President John Dramani Mahama has called for new governance, business, and financing models to achieve sustainable health financing and development across the world.
He said the prevailing global development architecture was no longer fit for purpose.
The President said that global health crises, especially in Africa, were not only issues of diseases, vaccines and hospitals, but also social and economic inequality; symptoms of deeper malaise in the global development architecture itself.
He added that the traditional aid system had collapsed, with developing countries struggling with punishing debt burdens and fragmented supply chains.
“Developing countries now spend more on servicing external debts than they do on health care and education combined.
Africa's external debt stock alone exceeded $1 trillion in 2023, with debt service consuming nearly one-fifth of government revenues in many African countries,” President Mahama said.
He said “Accra Reset”, a new global governance for health and development, had proposed a new development paradigm that prioritises health sovereignty, economic resilience, and global solidarity.
President Mahama, who doubles as the AU Champion for African Financial Institutions, made the call at the launch of “The Accra Reset” as a co-host on the sidelines of the UN General Assembly (UNGA) 2025, in New York, the US.
Event
The Accra Reset event was held on the theme: “Reimagining global governance for health and development." It is a pivotal initiative for the introduction of a bold and actionable framework to fundamentally transform global governance architecture to ensure it is fit-for-purpose in a turbulent, post-SDG era.
It was a follow-up event of last month’s Africa Health Sovereignty Summit held in Accra, which proposed a new operating logic that prioritises resilient coalitions, syndicates, and agile platforms capable of delivering concrete results amid global polycrisis.
The initiative demonstrates new thinking while inspiring systemic action across all development sectors.
The event was attended by a former President of Nigeria, Olusegun Obasanjo, co-host; former UK Prime Minister, Gordon Brown; the Prime Minister of Barbados, Mia Mottley; UNAIDS Executive Director, Winnie Byanyima, and the Director-General of WHO, Dr Tedros Adhanom Ghebreyesus.

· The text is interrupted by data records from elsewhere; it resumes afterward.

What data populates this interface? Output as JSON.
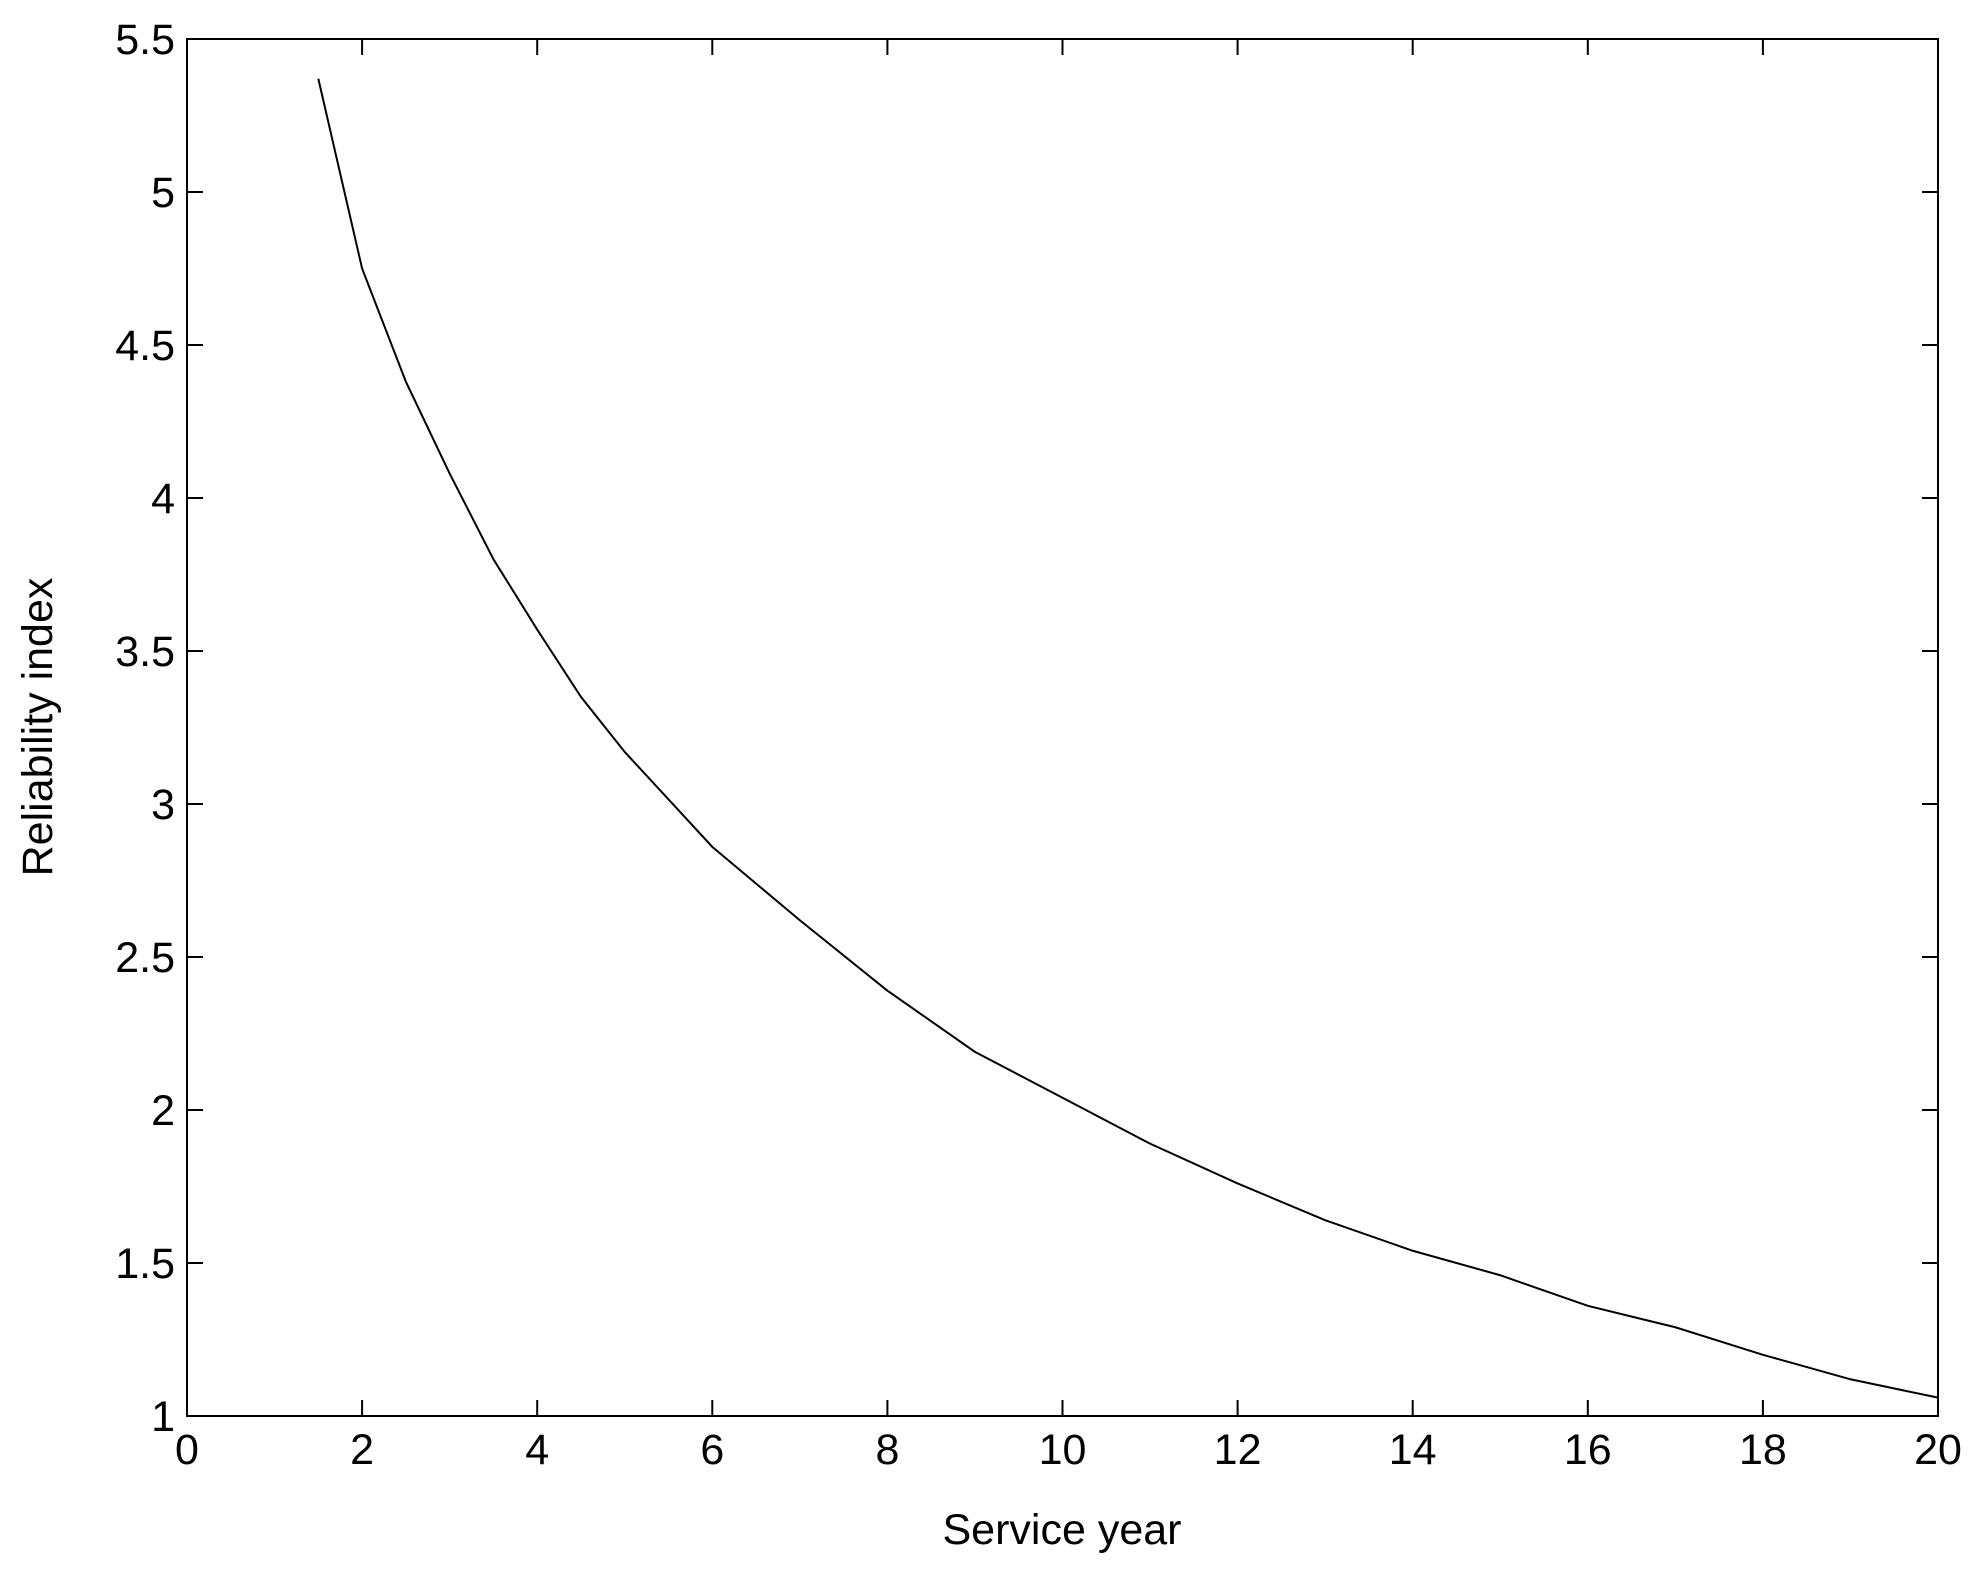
{
  "chart_data": {
    "type": "line",
    "x_label": "Service year",
    "y_label": "Reliability index",
    "x": [
      1.5,
      2,
      2.5,
      3,
      3.5,
      4,
      4.5,
      5,
      6,
      7,
      8,
      9,
      10,
      11,
      12,
      13,
      14,
      15,
      16,
      17,
      18,
      19,
      20
    ],
    "series": [
      {
        "color": "#000000",
        "values": [
          5.37,
          4.75,
          4.38,
          4.08,
          3.8,
          3.57,
          3.35,
          3.17,
          2.86,
          2.62,
          2.39,
          2.19,
          2.04,
          1.89,
          1.76,
          1.64,
          1.54,
          1.46,
          1.36,
          1.29,
          1.2,
          1.12,
          1.06
        ]
      }
    ],
    "xlim": [
      0,
      20
    ],
    "xticks": [
      0,
      2,
      4,
      6,
      8,
      10,
      12,
      14,
      16,
      18,
      20
    ],
    "ylim": [
      1,
      5.5
    ],
    "yticks": [
      1,
      1.5,
      2,
      2.5,
      3,
      3.5,
      4,
      4.5,
      5,
      5.5
    ],
    "grid": false
  }
}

There were also leaders of multilateral institutions, philanthropic organisations, business innovators, and civil society representatives from across Africa, Asia, Latin America, the Caribbean, and global institutions.
Gains
President Mahama further said there had been some achievements made over the last two decades, where millions of people were taken out of poverty, as well as maternal mortality declining by a third since 2000, coupled with expanded access to vaccines, HIV treatment and malaria prevention.

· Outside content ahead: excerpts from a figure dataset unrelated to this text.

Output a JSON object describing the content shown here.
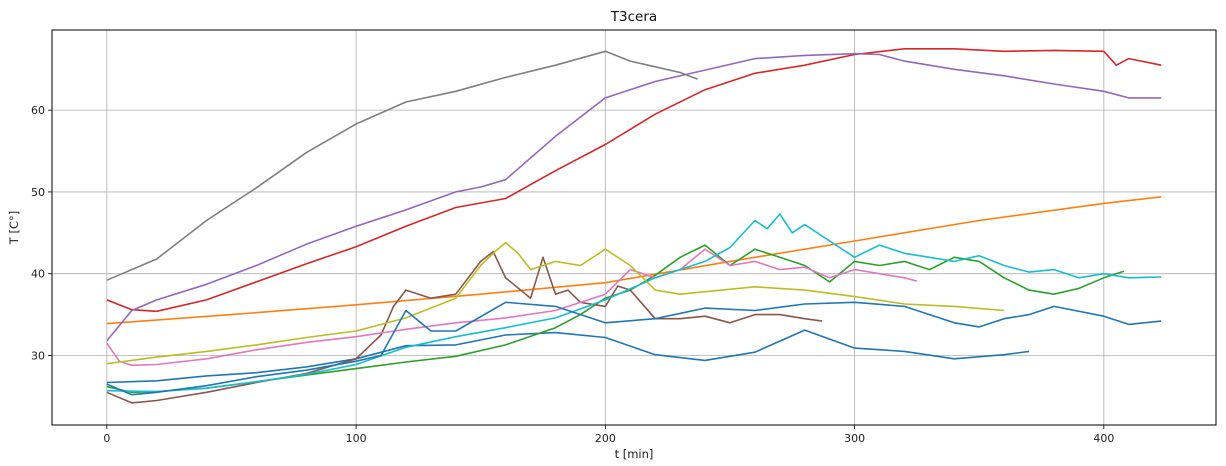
{
  "chart_data": {
    "type": "line",
    "title": "T3cera",
    "xlabel": "t [min]",
    "ylabel": "T [C°]",
    "xlim": [
      -22,
      445
    ],
    "ylim": [
      21.5,
      69.8
    ],
    "xticks": [
      0,
      100,
      200,
      300,
      400
    ],
    "yticks": [
      30,
      40,
      50,
      60
    ],
    "grid": true,
    "series": [
      {
        "color": "#1f77b4",
        "x": [
          0,
          20,
          40,
          60,
          80,
          100,
          120,
          140,
          160,
          180,
          200,
          220,
          240,
          260,
          280,
          300,
          320,
          340,
          360,
          370
        ],
        "y": [
          26.7,
          26.9,
          27.5,
          27.9,
          28.6,
          29.6,
          31.2,
          31.3,
          32.5,
          32.8,
          32.2,
          30.1,
          29.4,
          30.4,
          33.1,
          30.9,
          30.5,
          29.6,
          30.1,
          30.5
        ]
      },
      {
        "color": "#ff7f0e",
        "x": [
          0,
          50,
          100,
          150,
          200,
          250,
          300,
          350,
          400,
          423
        ],
        "y": [
          33.9,
          35.0,
          36.2,
          37.5,
          38.9,
          41.5,
          44.0,
          46.5,
          48.6,
          49.4
        ]
      },
      {
        "color": "#2ca02c",
        "x": [
          0,
          10,
          20,
          40,
          60,
          80,
          100,
          120,
          140,
          160,
          180,
          190,
          200,
          210,
          220,
          230,
          240,
          250,
          260,
          270,
          280,
          290,
          300,
          310,
          320,
          330,
          340,
          350,
          360,
          370,
          380,
          390,
          400,
          408
        ],
        "y": [
          26.2,
          25.5,
          25.6,
          26.0,
          26.8,
          27.6,
          28.4,
          29.2,
          29.9,
          31.3,
          33.4,
          35.0,
          37.0,
          38.0,
          39.8,
          42.0,
          43.5,
          41.0,
          43.0,
          42.0,
          41.0,
          39.0,
          41.5,
          41.0,
          41.5,
          40.5,
          42.0,
          41.5,
          39.5,
          38.0,
          37.5,
          38.2,
          39.5,
          40.3
        ]
      },
      {
        "color": "#d62728",
        "x": [
          0,
          10,
          20,
          40,
          60,
          80,
          100,
          120,
          140,
          160,
          180,
          200,
          220,
          240,
          260,
          280,
          300,
          320,
          340,
          360,
          380,
          400,
          405,
          410,
          423
        ],
        "y": [
          36.8,
          35.6,
          35.4,
          36.8,
          39.0,
          41.2,
          43.3,
          45.8,
          48.1,
          49.2,
          52.6,
          55.8,
          59.5,
          62.5,
          64.5,
          65.5,
          66.8,
          67.5,
          67.5,
          67.2,
          67.3,
          67.2,
          65.5,
          66.3,
          65.5
        ]
      },
      {
        "color": "#9467bd",
        "x": [
          0,
          10,
          20,
          40,
          60,
          80,
          100,
          120,
          140,
          150,
          160,
          180,
          200,
          220,
          240,
          260,
          280,
          300,
          310,
          320,
          340,
          360,
          380,
          400,
          410,
          423
        ],
        "y": [
          31.8,
          35.5,
          36.8,
          38.7,
          41.0,
          43.6,
          45.8,
          47.8,
          50.0,
          50.6,
          51.5,
          56.8,
          61.5,
          63.5,
          64.9,
          66.3,
          66.7,
          66.9,
          66.8,
          66.0,
          65.0,
          64.2,
          63.2,
          62.3,
          61.5,
          61.5
        ]
      },
      {
        "color": "#8c564b",
        "x": [
          0,
          10,
          20,
          40,
          60,
          80,
          100,
          110,
          115,
          120,
          130,
          140,
          150,
          155,
          160,
          170,
          175,
          180,
          185,
          190,
          200,
          205,
          210,
          220,
          230,
          240,
          250,
          260,
          270,
          280,
          287
        ],
        "y": [
          25.5,
          24.2,
          24.5,
          25.5,
          26.7,
          27.8,
          29.6,
          32.5,
          36.0,
          38.0,
          37.0,
          37.5,
          41.5,
          42.7,
          39.5,
          37.0,
          42.0,
          37.5,
          38.0,
          36.5,
          36.0,
          38.5,
          38.0,
          34.5,
          34.5,
          34.8,
          34.0,
          35.0,
          35.0,
          34.5,
          34.2
        ]
      },
      {
        "color": "#e377c2",
        "x": [
          0,
          5,
          10,
          20,
          40,
          60,
          80,
          100,
          120,
          140,
          160,
          180,
          200,
          210,
          220,
          230,
          240,
          250,
          260,
          270,
          280,
          290,
          300,
          310,
          320,
          325
        ],
        "y": [
          31.5,
          29.3,
          28.8,
          28.9,
          29.6,
          30.7,
          31.6,
          32.3,
          33.2,
          34.0,
          34.6,
          35.5,
          37.5,
          40.5,
          39.5,
          40.5,
          43.0,
          41.0,
          41.5,
          40.5,
          40.8,
          39.5,
          40.5,
          40.0,
          39.5,
          39.1
        ]
      },
      {
        "color": "#7f7f7f",
        "x": [
          0,
          20,
          40,
          60,
          80,
          100,
          120,
          140,
          160,
          180,
          200,
          210,
          220,
          230,
          237
        ],
        "y": [
          39.2,
          41.8,
          46.5,
          50.5,
          54.8,
          58.3,
          61.0,
          62.3,
          64.0,
          65.5,
          67.2,
          66.0,
          65.3,
          64.6,
          63.8
        ]
      },
      {
        "color": "#bcbd22",
        "x": [
          0,
          20,
          40,
          60,
          80,
          100,
          120,
          140,
          150,
          155,
          160,
          165,
          170,
          180,
          190,
          200,
          210,
          220,
          230,
          240,
          260,
          280,
          300,
          320,
          340,
          360
        ],
        "y": [
          29.0,
          29.8,
          30.5,
          31.3,
          32.2,
          33.0,
          34.6,
          37.0,
          41.0,
          42.5,
          43.8,
          42.5,
          40.5,
          41.5,
          41.0,
          43.0,
          41.0,
          38.0,
          37.5,
          37.8,
          38.4,
          38.0,
          37.2,
          36.3,
          36.0,
          35.5
        ]
      },
      {
        "color": "#17becf",
        "x": [
          0,
          20,
          40,
          60,
          80,
          100,
          120,
          140,
          160,
          180,
          200,
          220,
          240,
          250,
          260,
          265,
          270,
          275,
          280,
          290,
          300,
          310,
          320,
          330,
          340,
          350,
          360,
          370,
          380,
          390,
          400,
          410,
          423
        ],
        "y": [
          25.7,
          25.6,
          26.0,
          26.8,
          27.7,
          28.9,
          31.0,
          32.3,
          33.4,
          34.6,
          36.8,
          39.5,
          41.5,
          43.2,
          46.5,
          45.5,
          47.3,
          45.0,
          46.0,
          44.0,
          42.0,
          43.5,
          42.5,
          42.0,
          41.5,
          42.2,
          41.0,
          40.2,
          40.5,
          39.5,
          40.0,
          39.5,
          39.6
        ]
      },
      {
        "color": "#1f77b4",
        "x": [
          0,
          10,
          20,
          40,
          60,
          80,
          100,
          110,
          120,
          130,
          140,
          160,
          180,
          200,
          220,
          240,
          260,
          280,
          300,
          320,
          340,
          350,
          360,
          370,
          380,
          400,
          410,
          423
        ],
        "y": [
          26.5,
          25.2,
          25.5,
          26.3,
          27.4,
          28.2,
          29.3,
          30.0,
          35.5,
          33.0,
          33.0,
          36.5,
          36.0,
          34.0,
          34.5,
          35.8,
          35.5,
          36.3,
          36.5,
          36.0,
          34.0,
          33.5,
          34.5,
          35.0,
          36.0,
          34.8,
          33.8,
          34.2
        ]
      }
    ]
  }
}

He, however, said the progress was erased by the COVID-19 pandemic in less than two years, turning back the clock.
“The COVID-19 pandemic erased two decades of poverty reduction in less than two years. Climate change has driven nearly 735 million people back into chronic hunger. Almost one in 10 of the world's population is facing chronic hunger,” the President added.

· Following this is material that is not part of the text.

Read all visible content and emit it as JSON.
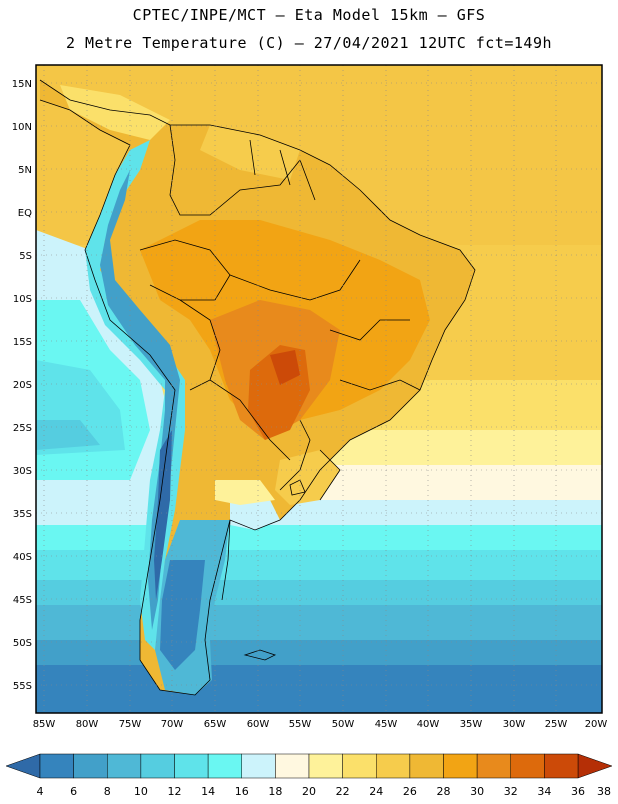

The UN 2023 Report indicated that fewer than half of the 169 SDG targets were on track, while on health, the situation was particularly dire with inequality and fiscal resilience, especially as official development assistance was reported to be in decline by some 40 per cent.
“We need to strategise. The world needs a reset, a reengineering of the very logic of development itself.
“This is the vision of the Accra Reset, to rebuild global development around sovereignty, workability and shared value, to make it possible to co-invest, co-design and co-create for shared priorities,” the President said.
Solidarity
For his part, former President Obasanjo emphasised the need for global solidarity in addressing health issues, particularly in developing countries.
He mentioned climate change, pandemics, and financial contagion as some of the issues that needed to be addressed.
Mr Obasanjo said solidarity was not charity, but a common security and insurance policy for all nations.
“Through the Jubilee 2000 campaign, over $100 billion in debt for more than 30 African countries was cancelled.
The launch of the Global Fund to Fight AIDS raised over $50 billion and saved millions of lives in the late 1990s and early 2000s.
That was not an act of charity; it was an act of solidarity and justice,” he said.